# Era una postura un poco tonta...



## fruxi

Naja, ich brauche eine andere Übersetzung und ich bin nicht sicher wieder mal...

Era una postura un poco tonta. Pensaba que era difícil sin haberlo intentado. 

Mein Vorschlag:

Das war eine dumme Haltung. Ich dachte, dass es schwierig war, ohne es zu versuchen.

Danke


----------



## Entre Dos Mundos

Fruxi,

tu primera oración está bien.  Sólo en la segunda tienes que usar un subjuntivo:
Ich dachte, es wäre schwierig, ohne es versucht zu haben.

¡Espero haberte ayudado!


----------



## Sidjanga

¿A qué se refiere _postura _aquí, o cuál es la situación, Fruxi?

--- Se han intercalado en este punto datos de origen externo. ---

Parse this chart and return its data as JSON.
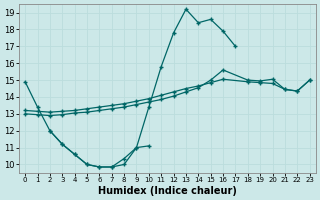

Es que _postura _no tiene solamente un equivalente en alemán, y dependiendo del contexto es por lo menos posible que otra palabra pegue mejor (p.ej. _Köperhaltung, __Stellung_,..).


----------



## Entre Dos Mundos

Tienes toda la razón, Sigianga.

Al leer la entrada de Fruxi, me pareció que estaba hablando de una postura en el sentido de una actitud, porque usó la palabra "tonta", la cual no se usaría en relación a una postura física (Köperstellung).   Pero, por supuesto, si se refiriera a una postura física (p. ej. yoga),  habría que modificar la segunda oración:  Ich dachte, sie wäre schwierig, ohne es versucht zu haben.

¡Tú tienes la palabra, Fruxi!


----------



## fruxi

Hola,

Sí, me refería a una actitud... Todo correcto entonces, no?

Gracias!


----------



## Sidjanga

> Era una postura un poco tonta. Pensaba que era difícil sin haberlo intentado.





fruxi said:


> Sí, me refería a una actitud...


¿Así que a una actitud mental, ante un algo que parecía difícil?

(Es que estoy no segura de si diría _Haltung _aquí. Sobre todo sin más *contexto* no queda claro, y puede ser ambiguo.)


----------



## Estopa

Estoy de acuerdo con Sigianga.

Si se trata de una actitud mental, o de una postura frente a un hecho, muchas veces se traduce como "Einstellung"

Hace falta más contexto.


----------